Conscient de la menace que cette espèce représente pour les terres arables et la situation alimentaire déjà précaire de la zone, mais sans oublier toutefois le rôle qu’elle joue ailleurs dans l’alimentation humaine (notamment en Amérique du Sud et au Mexique), le Gouvernement nigérien a sollicité l’aide de la FAO pour mettre au point une stratégie de gestion et d’exploitation rationnelles de la forêt de Prosopis présente dans la zone de N’Guigmi aux abords du lac Tchad. Le projet d’assistance technique, réalisé en étroite collaboration avec les autorités nationales, régionales et locales, a démarré en décembre 2000 et s’est achevé 18 mois plus tard.

Le projet prévoyait la préparation de plusieurs études approfondies, effectuées par des institutions nationales et des organisations non gouvernementales (ONG), concernant l’ampleur des ressources en Prosopis, la composition chimique des gousses, le potentiel socioéconomique et commercial de ses produits et leur attrait comme aliment pour les humains et les animaux.

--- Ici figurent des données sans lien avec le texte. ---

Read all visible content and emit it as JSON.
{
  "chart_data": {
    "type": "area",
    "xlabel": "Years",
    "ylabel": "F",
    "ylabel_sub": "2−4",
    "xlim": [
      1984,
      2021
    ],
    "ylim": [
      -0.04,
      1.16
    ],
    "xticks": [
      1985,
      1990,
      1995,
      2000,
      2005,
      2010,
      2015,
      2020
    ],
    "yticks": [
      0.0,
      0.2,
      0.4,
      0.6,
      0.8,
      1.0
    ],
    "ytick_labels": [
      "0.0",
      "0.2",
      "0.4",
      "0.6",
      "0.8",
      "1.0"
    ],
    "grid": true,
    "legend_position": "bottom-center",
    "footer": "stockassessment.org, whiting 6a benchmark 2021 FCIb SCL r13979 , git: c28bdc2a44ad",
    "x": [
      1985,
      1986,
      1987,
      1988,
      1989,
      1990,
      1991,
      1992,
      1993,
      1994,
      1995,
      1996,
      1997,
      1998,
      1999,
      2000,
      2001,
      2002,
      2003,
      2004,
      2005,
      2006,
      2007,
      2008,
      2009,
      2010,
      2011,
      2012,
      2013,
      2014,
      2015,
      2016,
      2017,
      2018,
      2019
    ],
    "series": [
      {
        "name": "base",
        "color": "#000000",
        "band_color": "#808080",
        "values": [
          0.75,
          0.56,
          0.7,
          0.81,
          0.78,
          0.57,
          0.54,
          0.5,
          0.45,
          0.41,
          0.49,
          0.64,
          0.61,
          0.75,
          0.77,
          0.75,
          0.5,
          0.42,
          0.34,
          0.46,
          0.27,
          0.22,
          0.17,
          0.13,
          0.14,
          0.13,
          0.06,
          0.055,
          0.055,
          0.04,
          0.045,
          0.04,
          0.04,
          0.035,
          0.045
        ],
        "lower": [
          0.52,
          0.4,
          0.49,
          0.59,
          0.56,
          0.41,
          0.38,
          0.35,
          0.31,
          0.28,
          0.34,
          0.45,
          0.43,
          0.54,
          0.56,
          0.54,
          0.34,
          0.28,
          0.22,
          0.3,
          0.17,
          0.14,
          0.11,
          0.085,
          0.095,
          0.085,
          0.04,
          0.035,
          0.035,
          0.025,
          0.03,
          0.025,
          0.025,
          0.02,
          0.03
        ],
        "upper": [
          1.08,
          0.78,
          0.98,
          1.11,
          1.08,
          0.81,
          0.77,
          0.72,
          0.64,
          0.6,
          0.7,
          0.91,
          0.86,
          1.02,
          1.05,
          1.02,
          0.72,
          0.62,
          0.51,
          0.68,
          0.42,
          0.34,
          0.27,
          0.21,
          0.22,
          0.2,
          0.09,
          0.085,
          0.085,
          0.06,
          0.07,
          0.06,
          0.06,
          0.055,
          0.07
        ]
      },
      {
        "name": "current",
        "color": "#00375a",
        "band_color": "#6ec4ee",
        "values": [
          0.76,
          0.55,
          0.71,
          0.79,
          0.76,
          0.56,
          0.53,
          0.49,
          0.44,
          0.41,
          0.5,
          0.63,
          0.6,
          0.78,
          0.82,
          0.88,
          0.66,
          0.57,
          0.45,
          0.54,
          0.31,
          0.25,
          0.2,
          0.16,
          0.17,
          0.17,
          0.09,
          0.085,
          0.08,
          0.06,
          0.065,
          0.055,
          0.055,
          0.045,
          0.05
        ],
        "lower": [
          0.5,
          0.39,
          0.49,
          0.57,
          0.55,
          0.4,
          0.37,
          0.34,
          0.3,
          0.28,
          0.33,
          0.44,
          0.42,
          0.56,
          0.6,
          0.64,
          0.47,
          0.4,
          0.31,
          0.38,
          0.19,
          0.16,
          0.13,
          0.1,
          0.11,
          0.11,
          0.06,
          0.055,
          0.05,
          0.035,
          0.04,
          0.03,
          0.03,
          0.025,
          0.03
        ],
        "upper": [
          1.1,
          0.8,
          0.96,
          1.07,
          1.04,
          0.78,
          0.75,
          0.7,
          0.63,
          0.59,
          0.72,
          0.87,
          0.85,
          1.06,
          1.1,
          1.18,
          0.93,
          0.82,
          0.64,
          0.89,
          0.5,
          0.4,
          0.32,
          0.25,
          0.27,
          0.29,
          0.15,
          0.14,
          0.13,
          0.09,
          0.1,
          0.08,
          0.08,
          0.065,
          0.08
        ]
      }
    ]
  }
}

Les ressources ligneuses en Prosopis sur le bord nigérien du lac Tchad ont été estimées à 2,2 millions de mètres cubes et l’accroissement annuel moyen à près de 75 000 m3. Boureima, Mayaki et Issa (2001) ont prédit que le rendement brut annuel durable pouvait avoisiner 2,5 millions d’euros, si cette ressource était commercialisée sur les marchés ruraux du bois approvisionnant les principales communautés des environs; son exploitation permettrait non seulement de limiter la progression de la forêt, mais couvrirait aussi les coûts du défrichement des champs, tout en procurant un revenu supplémentaire aux communautés.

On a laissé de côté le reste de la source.